Question

How do you evaluate $\tan \left( \dfrac{3\pi }{4} \right)$?

Answer 1

We will see the definition of the tangent function. We will write the given angle as a difference of two angles. We have a formula for the expansion of tangent function of the difference of two angles. We will use this formula and then substitute the values of the terms that involve standard angles. Simplifying this expression, we will obtain the required value.

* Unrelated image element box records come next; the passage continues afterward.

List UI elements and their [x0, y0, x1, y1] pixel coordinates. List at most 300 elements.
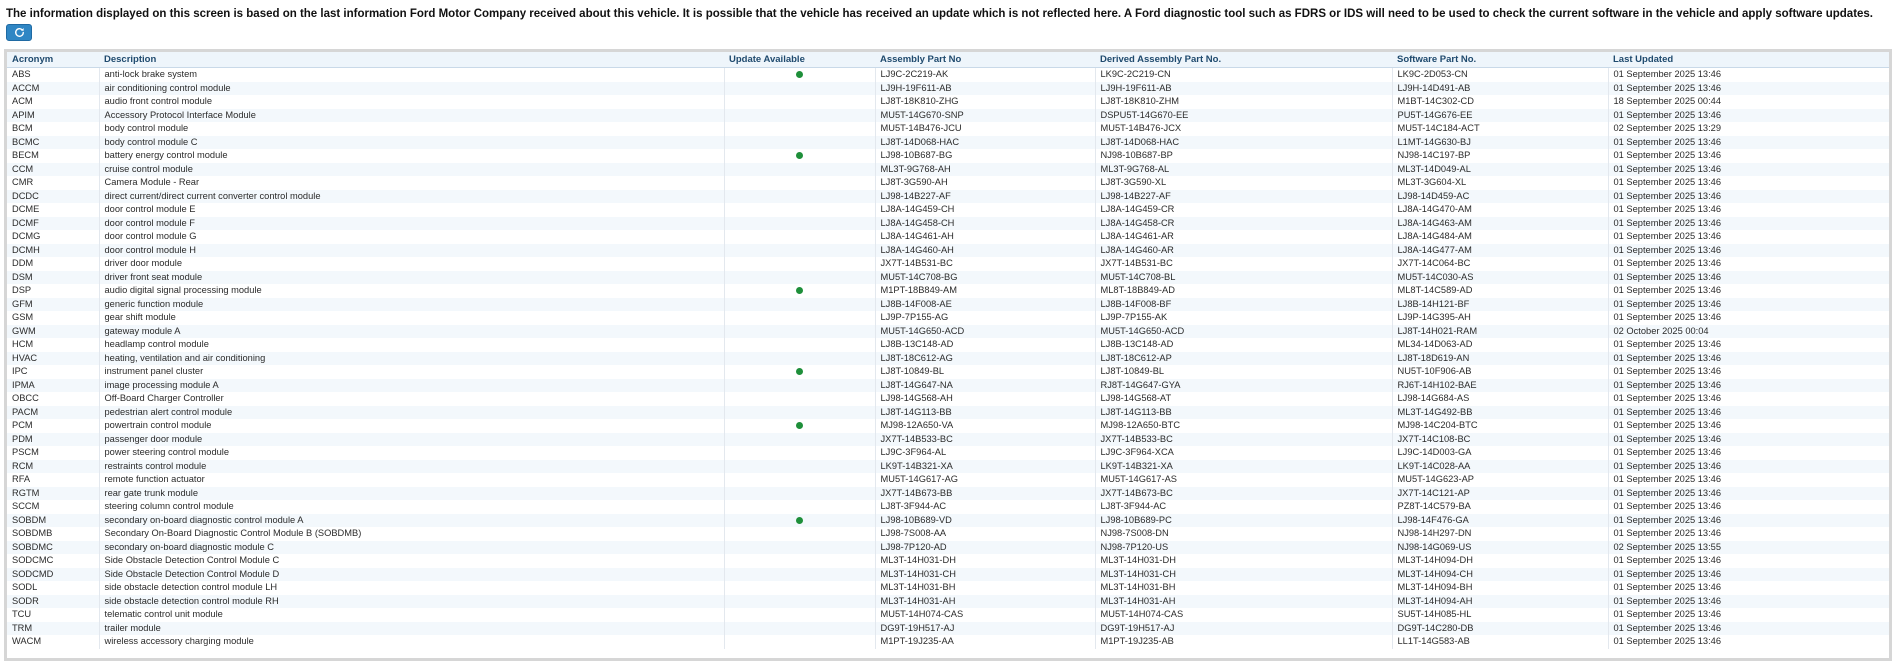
cell-acronym: HVAC [7, 352, 99, 366]
cell-derived-assembly-part-no: ML8T-18B849-AD [1095, 284, 1392, 298]
cell-last-updated: 01 September 2025 13:46 [1608, 68, 1889, 82]
cell-derived-assembly-part-no: ML3T-14H031-AH [1095, 595, 1392, 609]
cell-software-part-no: PU5T-14G676-EE [1392, 109, 1608, 123]
cell-derived-assembly-part-no: NJ98-7S008-DN [1095, 527, 1392, 541]
cell-acronym: IPC [7, 365, 99, 379]
cell-software-part-no: NU5T-10F906-AB [1392, 365, 1608, 379]
cell-derived-assembly-part-no: LJ8T-3G590-XL [1095, 176, 1392, 190]
cell-update-available [724, 419, 875, 433]
cell-acronym: BECM [7, 149, 99, 163]
cell-software-part-no: LK9T-14C028-AA [1392, 460, 1608, 474]
cell-assembly-part-no: LJ8T-14G113-BB [875, 406, 1095, 420]
cell-last-updated: 01 September 2025 13:46 [1608, 257, 1889, 271]
cell-last-updated: 01 September 2025 13:46 [1608, 203, 1889, 217]
cell-software-part-no: PZ8T-14C579-BA [1392, 500, 1608, 514]
cell-update-available [724, 298, 875, 312]
cell-derived-assembly-part-no: MU5T-14B476-JCX [1095, 122, 1392, 136]
cell-last-updated: 01 September 2025 13:46 [1608, 460, 1889, 474]
cell-software-part-no: NJ98-14G069-US [1392, 541, 1608, 555]
cell-assembly-part-no: LJ8T-3F944-AC [875, 500, 1095, 514]
cell-derived-assembly-part-no: JX7T-14B531-BC [1095, 257, 1392, 271]
table-row[interactable] [7, 500, 1889, 514]
cell-description: telematic control unit module [99, 608, 724, 622]
cell-assembly-part-no: LJ8T-18K810-ZHG [875, 95, 1095, 109]
cell-description: cruise control module [99, 163, 724, 177]
cell-update-available [724, 595, 875, 609]
table-row[interactable] [7, 244, 1889, 258]
cell-last-updated: 01 September 2025 13:46 [1608, 190, 1889, 204]
cell-last-updated: 01 September 2025 13:46 [1608, 82, 1889, 96]
cell-acronym: SODCMC [7, 554, 99, 568]
cell-acronym: WACM [7, 635, 99, 649]
cell-assembly-part-no: M1PT-18B849-AM [875, 284, 1095, 298]
table-row[interactable] [7, 325, 1889, 339]
cell-assembly-part-no: LJ98-14B227-AF [875, 190, 1095, 204]
table-row[interactable] [7, 419, 1889, 433]
cell-derived-assembly-part-no: LJ98-10B689-PC [1095, 514, 1392, 528]
cell-acronym: DCMF [7, 217, 99, 231]
cell-acronym: PCM [7, 419, 99, 433]
cell-last-updated: 01 September 2025 13:46 [1608, 365, 1889, 379]
cell-update-available [724, 554, 875, 568]
cell-assembly-part-no: JX7T-14B531-BC [875, 257, 1095, 271]
cell-update-available [724, 581, 875, 595]
cell-acronym: BCMC [7, 136, 99, 150]
cell-derived-assembly-part-no: LJ8T-10849-BL [1095, 365, 1392, 379]
cell-derived-assembly-part-no: MU5T-14G617-AS [1095, 473, 1392, 487]
cell-acronym: GSM [7, 311, 99, 325]
cell-last-updated: 01 September 2025 13:46 [1608, 406, 1889, 420]
cell-derived-assembly-part-no: ML3T-9G768-AL [1095, 163, 1392, 177]
cell-software-part-no: NJ98-14H297-DN [1392, 527, 1608, 541]
cell-software-part-no: JX7T-14C121-AP [1392, 487, 1608, 501]
table-row[interactable] [7, 622, 1889, 636]
table-row[interactable] [7, 406, 1889, 420]
cell-update-available [724, 635, 875, 649]
table-row[interactable] [7, 298, 1889, 312]
cell-assembly-part-no: JX7T-14B533-BC [875, 433, 1095, 447]
cell-last-updated: 01 September 2025 13:46 [1608, 163, 1889, 177]
cell-acronym: ACM [7, 95, 99, 109]
cell-description: secondary on-board diagnostic module C [99, 541, 724, 555]
cell-assembly-part-no: ML3T-14H031-CH [875, 568, 1095, 582]
cell-update-available [724, 311, 875, 325]
cell-derived-assembly-part-no: LJ8T-18K810-ZHM [1095, 95, 1392, 109]
cell-update-available [724, 365, 875, 379]
cell-assembly-part-no: LJ8T-14G647-NA [875, 379, 1095, 393]
cell-description: generic function module [99, 298, 724, 312]
cell-software-part-no: LJ8T-18D619-AN [1392, 352, 1608, 366]
cell-description: audio front control module [99, 95, 724, 109]
cell-last-updated: 01 September 2025 13:46 [1608, 581, 1889, 595]
cell-update-available [724, 244, 875, 258]
cell-update-available [724, 541, 875, 555]
cell-update-available [724, 95, 875, 109]
table-row[interactable] [7, 527, 1889, 541]
cell-last-updated: 01 September 2025 13:46 [1608, 338, 1889, 352]
col-header-derived-assembly-part-no[interactable]: Derived Assembly Part No. [1095, 52, 1392, 68]
cell-description: Accessory Protocol Interface Module [99, 109, 724, 123]
cell-description: instrument panel cluster [99, 365, 724, 379]
cell-description: air conditioning control module [99, 82, 724, 96]
cell-acronym: CMR [7, 176, 99, 190]
cell-update-available [724, 217, 875, 231]
col-header-last-updated[interactable]: Last Updated [1608, 52, 1889, 68]
cell-last-updated: 01 September 2025 13:46 [1608, 176, 1889, 190]
cell-assembly-part-no: M1PT-19J235-AA [875, 635, 1095, 649]
cell-description: Camera Module - Rear [99, 176, 724, 190]
cell-software-part-no: ML34-14D063-AD [1392, 338, 1608, 352]
cell-last-updated: 01 September 2025 13:46 [1608, 379, 1889, 393]
cell-update-available [724, 514, 875, 528]
cell-software-part-no: ML3T-14G492-BB [1392, 406, 1608, 420]
cell-derived-assembly-part-no: LJ9P-7P155-AK [1095, 311, 1392, 325]
cell-last-updated: 01 September 2025 13:46 [1608, 622, 1889, 636]
table-row[interactable] [7, 82, 1889, 96]
cell-description: secondary on-board diagnostic control module A [99, 514, 724, 528]
cell-description: driver front seat module [99, 271, 724, 285]
table-row[interactable] [7, 392, 1889, 406]
cell-update-available [724, 608, 875, 622]
table-row[interactable] [7, 460, 1889, 474]
cell-software-part-no: LJ98-14F476-GA [1392, 514, 1608, 528]
table-row[interactable] [7, 109, 1889, 123]
cell-description: passenger door module [99, 433, 724, 447]
cell-derived-assembly-part-no: LJ8T-3F944-AC [1095, 500, 1392, 514]
cell-assembly-part-no: LJ98-14G568-AH [875, 392, 1095, 406]
cell-last-updated: 01 September 2025 13:46 [1608, 635, 1889, 649]
cell-derived-assembly-part-no: MU5T-14C708-BL [1095, 271, 1392, 285]
cell-derived-assembly-part-no: LK9C-2C219-CN [1095, 68, 1392, 82]
cell-description: remote function actuator [99, 473, 724, 487]
cell-assembly-part-no: LK9T-14B321-XA [875, 460, 1095, 474]
cell-derived-assembly-part-no: MJ98-12A650-BTC [1095, 419, 1392, 433]
table-row[interactable] [7, 284, 1889, 298]
cell-last-updated: 01 September 2025 13:46 [1608, 352, 1889, 366]
cell-update-available [724, 338, 875, 352]
table-row[interactable] [7, 514, 1889, 528]
table-row[interactable] [7, 95, 1889, 109]
cell-acronym: HCM [7, 338, 99, 352]
cell-last-updated: 01 September 2025 13:46 [1608, 608, 1889, 622]
table-row[interactable] [7, 136, 1889, 150]
cell-description: side obstacle detection control module RH [99, 595, 724, 609]
cell-description: direct current/direct current converter control module [99, 190, 724, 204]
cell-acronym: DCDC [7, 190, 99, 204]
cell-software-part-no: LJ9C-14D003-GA [1392, 446, 1608, 460]
cell-assembly-part-no: MU5T-14G650-ACD [875, 325, 1095, 339]
cell-update-available [724, 433, 875, 447]
cell-derived-assembly-part-no: LJ8B-13C148-AD [1095, 338, 1392, 352]
cell-derived-assembly-part-no: LJ98-14G568-AT [1095, 392, 1392, 406]
table-row[interactable] [7, 68, 1889, 82]
cell-software-part-no: ML3T-14H094-CH [1392, 568, 1608, 582]
table-row[interactable] [7, 365, 1889, 379]
cell-update-available [724, 68, 875, 82]
cell-last-updated: 01 September 2025 13:46 [1608, 230, 1889, 244]
cell-update-available [724, 257, 875, 271]
cell-description: heating, ventilation and air conditioning [99, 352, 724, 366]
table-row[interactable] [7, 190, 1889, 204]
cell-update-available [724, 379, 875, 393]
table-row[interactable] [7, 217, 1889, 231]
table-row[interactable] [7, 122, 1889, 136]
table-row[interactable] [7, 203, 1889, 217]
cell-last-updated: 01 September 2025 13:46 [1608, 419, 1889, 433]
cell-last-updated: 01 September 2025 13:46 [1608, 298, 1889, 312]
cell-acronym: PDM [7, 433, 99, 447]
module-table-container [4, 49, 1892, 661]
cell-update-available [724, 622, 875, 636]
cell-description: anti-lock brake system [99, 68, 724, 82]
cell-assembly-part-no: LJ8B-14F008-AE [875, 298, 1095, 312]
cell-update-available [724, 284, 875, 298]
cell-assembly-part-no: ML3T-14H031-DH [875, 554, 1095, 568]
cell-derived-assembly-part-no: LJ8T-14G113-BB [1095, 406, 1392, 420]
cell-assembly-part-no: JX7T-14B673-BB [875, 487, 1095, 501]
cell-acronym: TCU [7, 608, 99, 622]
cell-last-updated: 01 September 2025 13:46 [1608, 109, 1889, 123]
cell-acronym: SODCMD [7, 568, 99, 582]
cell-acronym: RCM [7, 460, 99, 474]
table-row[interactable] [7, 595, 1889, 609]
cell-description: door control module H [99, 244, 724, 258]
cell-derived-assembly-part-no: NJ98-10B687-BP [1095, 149, 1392, 163]
cell-assembly-part-no: ML3T-14H031-BH [875, 581, 1095, 595]
cell-derived-assembly-part-no: RJ8T-14G647-GYA [1095, 379, 1392, 393]
cell-software-part-no: MJ98-14C204-BTC [1392, 419, 1608, 433]
cell-software-part-no: JX7T-14C108-BC [1392, 433, 1608, 447]
cell-acronym: SOBDM [7, 514, 99, 528]
table-row[interactable] [7, 541, 1889, 555]
cell-description: powertrain control module [99, 419, 724, 433]
table-row[interactable] [7, 163, 1889, 177]
cell-acronym: DCMG [7, 230, 99, 244]
table-header-row [7, 52, 1889, 68]
refresh-button[interactable] [6, 24, 32, 41]
cell-acronym: DSP [7, 284, 99, 298]
cell-software-part-no: LJ8T-14H021-RAM [1392, 325, 1608, 339]
cell-description: restraints control module [99, 460, 724, 474]
table-row[interactable] [7, 608, 1889, 622]
col-header-acronym[interactable]: Acronym [7, 52, 99, 68]
cell-last-updated: 01 September 2025 13:46 [1608, 514, 1889, 528]
cell-acronym: SODL [7, 581, 99, 595]
cell-last-updated: 01 September 2025 13:46 [1608, 487, 1889, 501]
cell-description: driver door module [99, 257, 724, 271]
cell-update-available [724, 176, 875, 190]
cell-software-part-no: LJ8B-14H121-BF [1392, 298, 1608, 312]
table-body [7, 68, 1889, 649]
cell-derived-assembly-part-no: LJ9H-19F611-AB [1095, 82, 1392, 96]
table-row[interactable] [7, 176, 1889, 190]
table-row[interactable] [7, 352, 1889, 366]
cell-assembly-part-no: LJ98-7S008-AA [875, 527, 1095, 541]
cell-software-part-no: JX7T-14C064-BC [1392, 257, 1608, 271]
cell-description: wireless accessory charging module [99, 635, 724, 649]
update-available-indicator-icon [796, 287, 803, 294]
cell-update-available [724, 500, 875, 514]
cell-acronym: RGTM [7, 487, 99, 501]
cell-assembly-part-no: LJ98-10B687-BG [875, 149, 1095, 163]
cell-assembly-part-no: DG9T-19H517-AJ [875, 622, 1095, 636]
cell-derived-assembly-part-no: DSPU5T-14G670-EE [1095, 109, 1392, 123]
cell-acronym: BCM [7, 122, 99, 136]
cell-software-part-no: ML3T-3G604-XL [1392, 176, 1608, 190]
cell-derived-assembly-part-no: JX7T-14B533-BC [1095, 433, 1392, 447]
cell-last-updated: 01 September 2025 13:46 [1608, 149, 1889, 163]
cell-description: pedestrian alert control module [99, 406, 724, 420]
table-row[interactable] [7, 635, 1889, 649]
table-row[interactable] [7, 149, 1889, 163]
cell-assembly-part-no: LJ8A-14G461-AH [875, 230, 1095, 244]
cell-assembly-part-no: MJ98-12A650-VA [875, 419, 1095, 433]
update-available-indicator-icon [796, 368, 803, 375]
cell-update-available [724, 190, 875, 204]
cell-derived-assembly-part-no: JX7T-14B673-BC [1095, 487, 1392, 501]
cell-assembly-part-no: LJ98-10B689-VD [875, 514, 1095, 528]
cell-derived-assembly-part-no: LJ9C-3F964-XCA [1095, 446, 1392, 460]
col-header-software-part-no[interactable]: Software Part No. [1392, 52, 1608, 68]
cell-last-updated: 18 September 2025 00:44 [1608, 95, 1889, 109]
cell-derived-assembly-part-no: LJ8A-14G459-CR [1095, 203, 1392, 217]
cell-update-available [724, 446, 875, 460]
cell-assembly-part-no: LJ9H-19F611-AB [875, 82, 1095, 96]
cell-description: side obstacle detection control module LH [99, 581, 724, 595]
cell-update-available [724, 163, 875, 177]
col-header-assembly-part-no[interactable]: Assembly Part No [875, 52, 1095, 68]
cell-derived-assembly-part-no: LJ8T-18C612-AP [1095, 352, 1392, 366]
cell-software-part-no: LL1T-14G583-AB [1392, 635, 1608, 649]
cell-acronym: GFM [7, 298, 99, 312]
cell-acronym: DSM [7, 271, 99, 285]
cell-software-part-no: ML3T-14H094-BH [1392, 581, 1608, 595]
cell-acronym: APIM [7, 109, 99, 123]
cell-derived-assembly-part-no: MU5T-14G650-ACD [1095, 325, 1392, 339]
table-row[interactable] [7, 581, 1889, 595]
cell-description: battery energy control module [99, 149, 724, 163]
cell-update-available [724, 487, 875, 501]
col-header-description[interactable]: Description [99, 52, 724, 68]
cell-software-part-no: LJ8A-14G463-AM [1392, 217, 1608, 231]
cell-software-part-no: ML8T-14C589-AD [1392, 284, 1608, 298]
cell-assembly-part-no: MU5T-14G617-AG [875, 473, 1095, 487]
cell-assembly-part-no: LJ8T-18C612-AG [875, 352, 1095, 366]
cell-update-available [724, 230, 875, 244]
cell-last-updated: 02 October 2025 00:04 [1608, 325, 1889, 339]
cell-update-available [724, 352, 875, 366]
table-row[interactable] [7, 473, 1889, 487]
cell-software-part-no: MU5T-14C030-AS [1392, 271, 1608, 285]
cell-software-part-no: ML3T-14D049-AL [1392, 163, 1608, 177]
update-available-indicator-icon [796, 517, 803, 524]
cell-derived-assembly-part-no: LJ8A-14G460-AR [1095, 244, 1392, 258]
update-available-indicator-icon [796, 422, 803, 429]
cell-assembly-part-no: LJ98-7P120-AD [875, 541, 1095, 555]
cell-description: Side Obstacle Detection Control Module C [99, 554, 724, 568]
table-row[interactable] [7, 271, 1889, 285]
refresh-icon [14, 27, 25, 38]
table-row[interactable] [7, 338, 1889, 352]
cell-software-part-no: L1MT-14G630-BJ [1392, 136, 1608, 150]
cell-assembly-part-no: LJ8A-14G459-CH [875, 203, 1095, 217]
table-row[interactable] [7, 433, 1889, 447]
cell-last-updated: 02 September 2025 13:55 [1608, 541, 1889, 555]
cell-last-updated: 01 September 2025 13:46 [1608, 136, 1889, 150]
cell-derived-assembly-part-no: MU5T-14H074-CAS [1095, 608, 1392, 622]
cell-update-available [724, 271, 875, 285]
cell-assembly-part-no: LJ9C-2C219-AK [875, 68, 1095, 82]
cell-derived-assembly-part-no: LJ8B-14F008-BF [1095, 298, 1392, 312]
cell-acronym: ABS [7, 68, 99, 82]
cell-description: Side Obstacle Detection Control Module D [99, 568, 724, 582]
cell-derived-assembly-part-no: LJ8A-14G461-AR [1095, 230, 1392, 244]
cell-assembly-part-no: LJ8T-10849-BL [875, 365, 1095, 379]
table-row[interactable] [7, 446, 1889, 460]
cell-acronym: DDM [7, 257, 99, 271]
cell-software-part-no: ML3T-14H094-DH [1392, 554, 1608, 568]
cell-update-available [724, 527, 875, 541]
cell-last-updated: 02 September 2025 13:29 [1608, 122, 1889, 136]
cell-acronym: IPMA [7, 379, 99, 393]
table-row[interactable] [7, 230, 1889, 244]
cell-description: body control module C [99, 136, 724, 150]
cell-description: rear gate trunk module [99, 487, 724, 501]
cell-derived-assembly-part-no: NJ98-7P120-US [1095, 541, 1392, 555]
cell-assembly-part-no: MU5T-14B476-JCU [875, 122, 1095, 136]
cell-acronym: RFA [7, 473, 99, 487]
cell-assembly-part-no: LJ8A-14G460-AH [875, 244, 1095, 258]
cell-assembly-part-no: ML3T-9G768-AH [875, 163, 1095, 177]
cell-assembly-part-no: MU5T-14C708-BG [875, 271, 1095, 285]
cell-update-available [724, 109, 875, 123]
cell-description: steering column control module [99, 500, 724, 514]
table-row[interactable] [7, 311, 1889, 325]
disclaimer-notice: The information displayed on this screen is based on the last information Ford Motor Company received about this vehicle. It is possible that the vehicle has received an update which is not reflected here. A Ford diagnostic tool such as FDRS or IDS will need to be used to check the current software in the vehicle and apply software updates. [6, 8, 1874, 20]
cell-description: image processing module A [99, 379, 724, 393]
cell-update-available [724, 473, 875, 487]
cell-acronym: OBCC [7, 392, 99, 406]
cell-acronym: DCME [7, 203, 99, 217]
table-row[interactable] [7, 568, 1889, 582]
cell-software-part-no: LJ8A-14G470-AM [1392, 203, 1608, 217]
cell-acronym: SCCM [7, 500, 99, 514]
cell-software-part-no: MU5T-14C184-ACT [1392, 122, 1608, 136]
cell-software-part-no: M1BT-14C302-CD [1392, 95, 1608, 109]
cell-acronym: TRM [7, 622, 99, 636]
cell-last-updated: 01 September 2025 13:46 [1608, 446, 1889, 460]
cell-software-part-no: LJ8A-14G477-AM [1392, 244, 1608, 258]
col-header-update-available[interactable]: Update Available [724, 52, 875, 68]
table-row[interactable] [7, 379, 1889, 393]
cell-description: door control module E [99, 203, 724, 217]
cell-description: door control module F [99, 217, 724, 231]
cell-update-available [724, 325, 875, 339]
table-row[interactable] [7, 554, 1889, 568]
table-row[interactable] [7, 257, 1889, 271]
cell-last-updated: 01 September 2025 13:46 [1608, 527, 1889, 541]
cell-software-part-no: DG9T-14C280-DB [1392, 622, 1608, 636]
cell-last-updated: 01 September 2025 13:46 [1608, 392, 1889, 406]
cell-update-available [724, 392, 875, 406]
cell-software-part-no: LJ9P-14G395-AH [1392, 311, 1608, 325]
cell-description: headlamp control module [99, 338, 724, 352]
cell-update-available [724, 460, 875, 474]
cell-software-part-no: NJ98-14C197-BP [1392, 149, 1608, 163]
table-row[interactable] [7, 487, 1889, 501]
cell-derived-assembly-part-no: DG9T-19H517-AJ [1095, 622, 1392, 636]
cell-software-part-no: LJ8A-14G484-AM [1392, 230, 1608, 244]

Complete step-by-step solution:
The tangent function is defined as the ratio of the sine and cosine function of an angle. This means that we have
$\tan \theta =\dfrac{\sin \theta }{\cos \theta }$
We have to find the value of $\tan \left( \dfrac{3\pi }{4} \right)$. Now, we will rewrite the angle as a difference of two angles. That is, we will write $3\pi =4\pi -\pi$. Therefore, we have the following,
$\begin{aligned} & \tan \left( \dfrac{3\pi }{4} \right)=\tan \left( \dfrac{4\pi -\pi }{4} \right) \\\ & \therefore \tan \left( \dfrac{3\pi }{4} \right)=\tan \left( \pi -\dfrac{\pi }{4} \right)....(i) \\\ \end{aligned}$
We have a formula for expanding the tangent function of the difference of two angles. This formula is given as follows,
$\tan \left( A-B \right)=\dfrac{\tan A-\tan B}{1+\tan A\tan B}$
Substituting $A=\pi$ and $B=\dfrac{\pi }{4}$ in the above formula, we get
$\tan \left( \pi -\dfrac{\pi }{4} \right)=\dfrac{\tan \pi -\tan \dfrac{\pi }{4}}{1+\tan \pi \tan \dfrac{\pi }{4}}$
We know that the angles $\pi$ and $\dfrac{\pi }{4}$ are standard angles. The value of the tangent function for these two angles is $\tan \pi =0$ and $\tan \dfrac{\pi }{4}=1$. Substituting these values in the above equation, we get the following,
$\begin{aligned} & \tan \left( \pi -\dfrac{\pi }{4} \right)=\dfrac{0-1}{1+\left( 0 \right)\left( 1 \right)} \\\ & \Rightarrow \tan \left( \pi -\dfrac{\pi }{4} \right)=\dfrac{-1}{1} \\\ & \therefore \tan \left( \pi -\dfrac{\pi }{4} \right)=-1 \\\ \end{aligned}$
Substituting this value in equation $(i)$, we get
$\tan \left( \dfrac{3\pi }{4} \right)=-1$

Note: The angle $\dfrac{3\pi }{4}$ lies in the second quadrant where only the sine function is positive. So, the negative sign of the value we obtained for the tangent function is as expected. We can write the angle as $\dfrac{3\pi }{4}=\dfrac{\pi }{2}+\dfrac{\pi }{4}$, but the value for $\tan \dfrac{\pi }{2}$ is not defined because the cosine function in the denominator is zero. Therefore, we chose to write the given angle as a difference instead of a sum.